Any Core 2, Athlon II, or Phenom II seems quite fine at this game, as long as you are at at least 3.0GHz (maybe a bit more on cache-less AII's). It's a GPU dependent game, but only so long as you have the proper CPU frequency.
Definitely get that CPU of yours to 3.2 if you can, settle on 3.0 if you can't.
Not quite - any QUAD CORE chip in those families will work, but a dual-core will severely limit any graphics card to 40fps or below in multiplayer, which is close to unplayable.
again for multi player its much more cpu intensive.
Sure it is. But I still stand any Core 2, AII, or PhII at 3.0 (3.2 for the AII) will run the game fine on High if paired with a 6870 or better. Are you disputing that? I'm not sure what the point of your most recent post is in the discussion. Do you think Skurge's OC to 3.0 or 3.2 will not help? Explain yourself.
I can't speak for Toyota, but you read what he wrote. Basically, multiplayer requires a lot of CPU - it is not strictly a "GPU-limited" game. Unfortunately, I'm going to guess that Skurge will never be satisfied with the multiplayer performance in BF3 on his e6600.
I wasn't satisfied playing BC2 on my e8400, and that had plenty more in reserve than his e6600 (which I owned prior to the e8400).
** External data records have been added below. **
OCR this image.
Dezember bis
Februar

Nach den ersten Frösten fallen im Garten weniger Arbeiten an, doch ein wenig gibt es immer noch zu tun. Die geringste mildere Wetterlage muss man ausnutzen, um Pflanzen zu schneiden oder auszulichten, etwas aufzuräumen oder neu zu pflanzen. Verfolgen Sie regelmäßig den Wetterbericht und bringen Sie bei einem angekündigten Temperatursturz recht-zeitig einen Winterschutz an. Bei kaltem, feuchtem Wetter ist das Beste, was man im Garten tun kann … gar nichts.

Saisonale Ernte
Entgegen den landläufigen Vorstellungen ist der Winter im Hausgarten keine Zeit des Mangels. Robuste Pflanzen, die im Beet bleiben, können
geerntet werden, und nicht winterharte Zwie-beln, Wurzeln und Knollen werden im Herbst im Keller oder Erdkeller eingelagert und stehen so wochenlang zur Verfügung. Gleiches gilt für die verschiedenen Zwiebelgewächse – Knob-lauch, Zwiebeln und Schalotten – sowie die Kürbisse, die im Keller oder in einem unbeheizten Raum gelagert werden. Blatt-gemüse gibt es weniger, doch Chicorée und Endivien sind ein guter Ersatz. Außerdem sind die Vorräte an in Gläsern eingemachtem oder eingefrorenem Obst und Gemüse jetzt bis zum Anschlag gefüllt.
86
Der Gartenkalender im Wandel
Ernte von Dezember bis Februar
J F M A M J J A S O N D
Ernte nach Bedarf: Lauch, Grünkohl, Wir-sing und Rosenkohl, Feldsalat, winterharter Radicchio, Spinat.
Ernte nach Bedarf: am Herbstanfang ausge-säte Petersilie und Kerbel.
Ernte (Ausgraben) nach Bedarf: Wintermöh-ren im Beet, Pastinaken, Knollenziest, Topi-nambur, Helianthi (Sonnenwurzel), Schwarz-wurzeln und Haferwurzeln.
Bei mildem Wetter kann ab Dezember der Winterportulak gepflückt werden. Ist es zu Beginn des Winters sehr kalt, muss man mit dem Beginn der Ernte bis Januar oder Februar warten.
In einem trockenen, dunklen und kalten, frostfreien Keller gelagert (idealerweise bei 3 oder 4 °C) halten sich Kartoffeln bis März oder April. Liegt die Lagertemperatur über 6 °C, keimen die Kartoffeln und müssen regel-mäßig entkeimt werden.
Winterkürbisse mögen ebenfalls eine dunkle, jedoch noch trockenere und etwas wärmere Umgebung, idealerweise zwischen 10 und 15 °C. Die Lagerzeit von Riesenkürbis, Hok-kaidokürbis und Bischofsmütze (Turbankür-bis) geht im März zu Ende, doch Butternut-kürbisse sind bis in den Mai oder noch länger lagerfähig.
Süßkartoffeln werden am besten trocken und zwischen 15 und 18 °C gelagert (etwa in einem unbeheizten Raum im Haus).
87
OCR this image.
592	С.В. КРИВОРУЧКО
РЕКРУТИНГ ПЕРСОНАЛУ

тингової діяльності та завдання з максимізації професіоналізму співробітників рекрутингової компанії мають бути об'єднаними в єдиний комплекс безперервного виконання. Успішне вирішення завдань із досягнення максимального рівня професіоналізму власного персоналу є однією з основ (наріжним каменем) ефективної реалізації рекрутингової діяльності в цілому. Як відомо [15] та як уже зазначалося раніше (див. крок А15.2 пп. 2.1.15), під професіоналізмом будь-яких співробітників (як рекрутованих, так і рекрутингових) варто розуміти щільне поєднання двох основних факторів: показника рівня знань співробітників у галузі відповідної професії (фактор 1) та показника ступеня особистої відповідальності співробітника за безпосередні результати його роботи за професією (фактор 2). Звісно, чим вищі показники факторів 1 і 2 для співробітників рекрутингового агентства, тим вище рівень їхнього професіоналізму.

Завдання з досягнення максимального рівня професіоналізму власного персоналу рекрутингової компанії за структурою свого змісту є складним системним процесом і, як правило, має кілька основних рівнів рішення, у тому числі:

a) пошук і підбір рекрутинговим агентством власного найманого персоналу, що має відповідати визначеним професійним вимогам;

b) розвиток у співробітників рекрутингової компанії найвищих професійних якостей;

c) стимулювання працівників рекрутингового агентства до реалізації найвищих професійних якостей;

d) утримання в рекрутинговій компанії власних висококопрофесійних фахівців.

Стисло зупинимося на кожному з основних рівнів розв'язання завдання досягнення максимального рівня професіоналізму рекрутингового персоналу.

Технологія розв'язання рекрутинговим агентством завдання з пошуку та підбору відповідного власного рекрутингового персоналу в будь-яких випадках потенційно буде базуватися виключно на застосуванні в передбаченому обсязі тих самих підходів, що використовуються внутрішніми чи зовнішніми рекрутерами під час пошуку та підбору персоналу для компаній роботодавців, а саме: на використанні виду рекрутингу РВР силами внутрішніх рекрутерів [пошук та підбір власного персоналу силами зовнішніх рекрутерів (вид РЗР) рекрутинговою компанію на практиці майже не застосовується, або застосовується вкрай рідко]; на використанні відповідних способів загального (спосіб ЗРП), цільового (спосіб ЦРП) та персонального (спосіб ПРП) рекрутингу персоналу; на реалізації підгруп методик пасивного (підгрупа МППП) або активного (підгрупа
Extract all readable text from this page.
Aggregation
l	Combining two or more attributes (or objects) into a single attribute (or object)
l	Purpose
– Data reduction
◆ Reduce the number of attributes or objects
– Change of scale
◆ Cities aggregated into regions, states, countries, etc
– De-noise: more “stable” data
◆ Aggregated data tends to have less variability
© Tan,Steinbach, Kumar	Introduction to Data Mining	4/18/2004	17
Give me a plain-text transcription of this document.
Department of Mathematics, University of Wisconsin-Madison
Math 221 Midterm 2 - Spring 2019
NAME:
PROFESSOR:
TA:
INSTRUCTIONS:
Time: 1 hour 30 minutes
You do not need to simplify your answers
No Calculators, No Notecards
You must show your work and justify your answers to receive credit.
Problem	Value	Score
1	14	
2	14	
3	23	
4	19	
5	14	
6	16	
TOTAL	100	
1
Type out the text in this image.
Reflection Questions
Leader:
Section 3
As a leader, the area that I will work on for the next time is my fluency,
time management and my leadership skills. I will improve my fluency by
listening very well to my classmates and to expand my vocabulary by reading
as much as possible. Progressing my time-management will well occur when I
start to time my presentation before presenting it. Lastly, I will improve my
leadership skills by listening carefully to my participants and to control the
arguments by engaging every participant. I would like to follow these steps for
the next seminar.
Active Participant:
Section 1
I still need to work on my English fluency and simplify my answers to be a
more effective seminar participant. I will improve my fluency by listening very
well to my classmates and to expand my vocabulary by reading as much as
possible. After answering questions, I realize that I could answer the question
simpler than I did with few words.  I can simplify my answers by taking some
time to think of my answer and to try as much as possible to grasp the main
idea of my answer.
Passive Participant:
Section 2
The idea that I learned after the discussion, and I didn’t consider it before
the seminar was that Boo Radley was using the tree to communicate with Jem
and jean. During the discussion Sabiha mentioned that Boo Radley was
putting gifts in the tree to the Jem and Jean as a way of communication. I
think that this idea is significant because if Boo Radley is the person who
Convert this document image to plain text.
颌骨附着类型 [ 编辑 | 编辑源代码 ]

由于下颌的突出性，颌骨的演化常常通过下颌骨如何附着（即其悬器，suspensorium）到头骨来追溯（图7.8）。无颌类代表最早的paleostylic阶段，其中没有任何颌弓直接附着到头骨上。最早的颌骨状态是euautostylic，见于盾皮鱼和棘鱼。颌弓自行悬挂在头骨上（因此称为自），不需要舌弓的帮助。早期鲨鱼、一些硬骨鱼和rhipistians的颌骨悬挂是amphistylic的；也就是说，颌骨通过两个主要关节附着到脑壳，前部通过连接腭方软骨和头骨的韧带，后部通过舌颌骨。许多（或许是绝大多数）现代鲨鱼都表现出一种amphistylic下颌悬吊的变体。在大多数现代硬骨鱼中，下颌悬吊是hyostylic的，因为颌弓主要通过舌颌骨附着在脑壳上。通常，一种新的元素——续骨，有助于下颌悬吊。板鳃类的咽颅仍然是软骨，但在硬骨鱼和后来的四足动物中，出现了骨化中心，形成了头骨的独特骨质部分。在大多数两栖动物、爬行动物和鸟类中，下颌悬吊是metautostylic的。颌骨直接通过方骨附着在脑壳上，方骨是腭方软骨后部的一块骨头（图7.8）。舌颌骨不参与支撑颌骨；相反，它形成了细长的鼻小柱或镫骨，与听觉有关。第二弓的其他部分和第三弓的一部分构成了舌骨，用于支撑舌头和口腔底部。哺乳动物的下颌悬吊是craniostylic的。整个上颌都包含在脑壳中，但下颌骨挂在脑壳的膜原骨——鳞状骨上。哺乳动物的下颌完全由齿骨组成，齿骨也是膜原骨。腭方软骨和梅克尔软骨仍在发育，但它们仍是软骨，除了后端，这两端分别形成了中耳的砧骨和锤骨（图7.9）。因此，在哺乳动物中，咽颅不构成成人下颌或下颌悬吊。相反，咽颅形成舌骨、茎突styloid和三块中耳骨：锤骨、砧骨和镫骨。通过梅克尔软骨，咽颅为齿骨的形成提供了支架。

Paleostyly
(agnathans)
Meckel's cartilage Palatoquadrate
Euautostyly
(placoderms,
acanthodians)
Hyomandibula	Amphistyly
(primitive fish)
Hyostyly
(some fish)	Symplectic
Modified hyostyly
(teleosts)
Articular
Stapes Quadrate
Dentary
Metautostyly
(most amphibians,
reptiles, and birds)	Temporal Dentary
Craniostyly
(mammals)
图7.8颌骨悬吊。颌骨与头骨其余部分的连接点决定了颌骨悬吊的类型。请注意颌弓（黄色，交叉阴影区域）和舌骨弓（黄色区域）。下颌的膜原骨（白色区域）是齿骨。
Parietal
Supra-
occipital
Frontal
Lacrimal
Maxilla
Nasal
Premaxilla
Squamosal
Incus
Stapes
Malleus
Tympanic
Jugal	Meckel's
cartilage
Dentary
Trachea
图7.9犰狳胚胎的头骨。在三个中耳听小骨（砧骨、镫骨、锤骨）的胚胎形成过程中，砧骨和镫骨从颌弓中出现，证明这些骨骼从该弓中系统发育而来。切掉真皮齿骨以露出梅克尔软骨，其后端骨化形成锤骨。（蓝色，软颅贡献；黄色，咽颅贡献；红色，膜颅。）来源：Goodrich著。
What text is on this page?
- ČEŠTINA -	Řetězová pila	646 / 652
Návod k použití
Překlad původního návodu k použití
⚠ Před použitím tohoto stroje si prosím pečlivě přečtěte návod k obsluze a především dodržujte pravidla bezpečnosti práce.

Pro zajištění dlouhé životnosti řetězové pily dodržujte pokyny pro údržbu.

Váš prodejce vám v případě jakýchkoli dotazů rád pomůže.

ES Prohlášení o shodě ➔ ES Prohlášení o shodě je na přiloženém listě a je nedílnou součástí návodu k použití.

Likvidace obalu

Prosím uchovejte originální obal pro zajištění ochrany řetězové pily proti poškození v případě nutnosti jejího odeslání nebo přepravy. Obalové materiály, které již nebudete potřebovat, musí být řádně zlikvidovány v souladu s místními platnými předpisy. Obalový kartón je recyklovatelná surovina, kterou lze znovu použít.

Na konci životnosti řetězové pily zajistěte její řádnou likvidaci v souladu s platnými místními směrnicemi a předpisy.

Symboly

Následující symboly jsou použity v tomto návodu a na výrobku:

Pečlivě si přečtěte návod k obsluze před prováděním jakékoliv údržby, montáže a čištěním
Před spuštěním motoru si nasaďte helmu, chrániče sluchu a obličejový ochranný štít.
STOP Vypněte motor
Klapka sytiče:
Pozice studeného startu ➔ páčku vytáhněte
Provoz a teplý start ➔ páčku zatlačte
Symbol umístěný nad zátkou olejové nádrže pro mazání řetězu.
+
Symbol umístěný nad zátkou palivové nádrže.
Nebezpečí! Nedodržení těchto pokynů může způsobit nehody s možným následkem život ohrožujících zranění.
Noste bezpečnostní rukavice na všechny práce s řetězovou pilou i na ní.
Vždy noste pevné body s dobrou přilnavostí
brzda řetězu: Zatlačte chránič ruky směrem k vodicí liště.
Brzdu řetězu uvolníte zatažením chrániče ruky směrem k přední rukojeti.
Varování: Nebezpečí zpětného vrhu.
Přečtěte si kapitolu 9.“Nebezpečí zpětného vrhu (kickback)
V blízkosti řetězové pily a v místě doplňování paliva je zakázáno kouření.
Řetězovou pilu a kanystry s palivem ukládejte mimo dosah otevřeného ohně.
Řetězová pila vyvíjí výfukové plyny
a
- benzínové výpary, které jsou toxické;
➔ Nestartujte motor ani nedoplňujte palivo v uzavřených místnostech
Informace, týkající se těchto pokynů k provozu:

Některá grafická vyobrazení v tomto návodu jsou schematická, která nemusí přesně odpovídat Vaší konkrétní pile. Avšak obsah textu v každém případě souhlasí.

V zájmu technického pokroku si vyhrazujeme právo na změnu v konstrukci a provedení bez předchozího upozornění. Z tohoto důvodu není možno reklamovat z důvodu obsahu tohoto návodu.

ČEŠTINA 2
Just for comparison's sake, I average about 70% load on my OC'd i7-860 in BF3, evenly distributed on all four cores (basically, the cores appear as one line on the graph). The game requires a ton of CPU, period.
Back to the original topic, I didn't find Tech Report's article all that helpful. Apparently, both AMD and Nvidia suffer some odd stuttering problems, but it depends on the level (and this is all single-player). Well, that doesn't help us much. If anything, it suggests the engine needs some work, as a card that performs fine in one level apparently kicks the bucket in the next level.